Deploy processes Personal Data only to fulfill the routing function described in Section 3. Deploy will not use Personal Data for model training, product analytics, advertising, benchmarking, or any other purpose.

4.3 Security

Deploy implements TLS encryption for all data in transit between the Controller, Deploy's infrastructure, and Anthropic's API. Access to routing infrastructure is limited to personnel who require it to operate the Services and is subject to confidentiality obligations.

4.4 Subprocessors

The Controller authorizes Deploy to engage the following subprocessors:

Subprocessor

Purpose

Location

Anthropic PBC

Large language model inference

United States

Vercel Inc.

Hosting and routing infrastructure

United States

Deploy will provide the Controller with at least 30 days notice before adding or replacing a subprocessor that processes Personal Data. The Controller may object in writing within that period; if the parties cannot resolve the objection, the Controller may terminate the Services.

4.5 Data subject rights

Deploy will cooperate with the Controller in responding to data subject requests (access, deletion, correction, portability) within a commercially reasonable timeframe. Because Deploy retains no Personal Data beyond individual request cycles, Deploy's response to deletion requests will confirm the absence of stored data.

4.6 Breach notification

Deploy will notify the Controller without undue delay, and no later than 72 hours after becoming aware, of any breach of security that affects Personal Data processed under this DPA. Notification will include the nature of the breach, categories of data affected, likely consequences, and measures taken or proposed to address it.

4.7 Audit rights

Upon the Controller's written request, Deploy will provide information reasonably necessary to demonstrate compliance with this DPA. On-site audits may be conducted no more than once per year upon 30 days written notice and at the Controller's expense.

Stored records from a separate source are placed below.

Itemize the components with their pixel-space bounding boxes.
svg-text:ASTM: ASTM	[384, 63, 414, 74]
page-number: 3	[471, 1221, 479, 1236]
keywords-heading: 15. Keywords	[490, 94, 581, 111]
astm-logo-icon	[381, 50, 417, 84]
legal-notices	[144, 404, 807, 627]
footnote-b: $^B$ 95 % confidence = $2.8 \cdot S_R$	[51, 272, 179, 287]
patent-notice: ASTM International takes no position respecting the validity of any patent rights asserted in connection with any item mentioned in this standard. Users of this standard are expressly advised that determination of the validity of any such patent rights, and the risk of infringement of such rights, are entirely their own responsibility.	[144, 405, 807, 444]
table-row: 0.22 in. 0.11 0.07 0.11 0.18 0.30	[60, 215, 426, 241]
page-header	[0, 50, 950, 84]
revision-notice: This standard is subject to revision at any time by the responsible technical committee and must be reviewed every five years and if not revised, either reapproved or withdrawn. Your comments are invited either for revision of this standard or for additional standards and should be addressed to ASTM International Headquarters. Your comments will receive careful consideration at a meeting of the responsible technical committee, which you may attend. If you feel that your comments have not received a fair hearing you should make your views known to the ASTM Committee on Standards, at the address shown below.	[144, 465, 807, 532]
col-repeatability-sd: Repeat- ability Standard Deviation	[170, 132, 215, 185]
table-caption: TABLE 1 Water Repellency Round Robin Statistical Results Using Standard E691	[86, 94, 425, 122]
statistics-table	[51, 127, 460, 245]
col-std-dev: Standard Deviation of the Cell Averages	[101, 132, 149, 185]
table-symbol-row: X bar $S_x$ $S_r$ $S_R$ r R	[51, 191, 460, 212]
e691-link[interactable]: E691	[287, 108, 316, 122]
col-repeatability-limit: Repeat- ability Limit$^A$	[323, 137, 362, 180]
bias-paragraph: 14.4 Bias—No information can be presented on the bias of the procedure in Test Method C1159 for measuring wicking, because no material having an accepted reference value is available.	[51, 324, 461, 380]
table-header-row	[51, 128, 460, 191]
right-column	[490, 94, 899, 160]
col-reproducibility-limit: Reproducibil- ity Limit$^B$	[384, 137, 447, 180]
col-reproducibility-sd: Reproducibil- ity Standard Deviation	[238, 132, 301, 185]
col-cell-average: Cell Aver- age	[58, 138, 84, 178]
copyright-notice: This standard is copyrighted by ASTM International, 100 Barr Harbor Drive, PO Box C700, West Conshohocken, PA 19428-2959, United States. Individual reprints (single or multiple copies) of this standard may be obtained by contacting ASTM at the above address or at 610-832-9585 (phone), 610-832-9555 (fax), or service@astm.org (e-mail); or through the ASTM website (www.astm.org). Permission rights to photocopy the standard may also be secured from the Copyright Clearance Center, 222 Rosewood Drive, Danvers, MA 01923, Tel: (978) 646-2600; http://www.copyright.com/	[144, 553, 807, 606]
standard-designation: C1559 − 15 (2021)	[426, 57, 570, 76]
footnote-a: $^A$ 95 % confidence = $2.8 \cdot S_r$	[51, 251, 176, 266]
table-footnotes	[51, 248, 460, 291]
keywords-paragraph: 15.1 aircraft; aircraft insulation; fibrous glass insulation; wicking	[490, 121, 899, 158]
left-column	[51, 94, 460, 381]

5. Controller's obligations

The Controller represents and warrants that it has a lawful basis for processing Personal Data and for transferring Personal Data to Deploy for routing purposes under applicable law, including obtaining any necessary consents from data subjects.

The Controller is solely responsible for the accuracy, quality, and legality of Personal Data submitted through the Services, and for ensuring that its use of the Services complies with all applicable laws.

6. International data transfers

Personal Data processed under this DPA is routed through infrastructure located in the United States. Controllers subject to GDPR or UK GDPR acknowledge that this constitutes a transfer to a third country.

Where required by applicable law, the parties agree to execute EU Standard Contractual Clauses (Module 2: Controller to Processor) or UK International Data Transfer Addendum upon written request by the Controller. Requests should be directed to ben@deploy.report.

7. Term and termination

This DPA is effective for the duration of the Controller's use of the Services. Upon termination, the Controller's obligation to pay outstanding credits survives. Deploy has no data to delete or return upon termination, as no Personal Data is retained beyond individual request cycles.

8. Governing law

This DPA is governed by the laws of the State of Delaware, without regard to conflict of law provisions, and subject to the dispute resolution provisions of the Deploy Terminal Terms of Service.

9. Order of precedence

In the event of conflict between this DPA and the Deploy Terminal Terms of Service regarding the processing of Personal Data, this DPA controls.

Execution

By using the Deploy Terminal Services, the Controller agrees to this DPA. For a countersigned copy, contact ben@deploy.report.

For Deploy (Processor)

Signature

Name

Ben Smith

Title

Founder, Deploy

Date

For Controller

Signature

 

Name

 

Title

 

Company

 

Date

 

This document does not constitute legal advice. If you have questions about your compliance obligations, consult qualified legal counsel.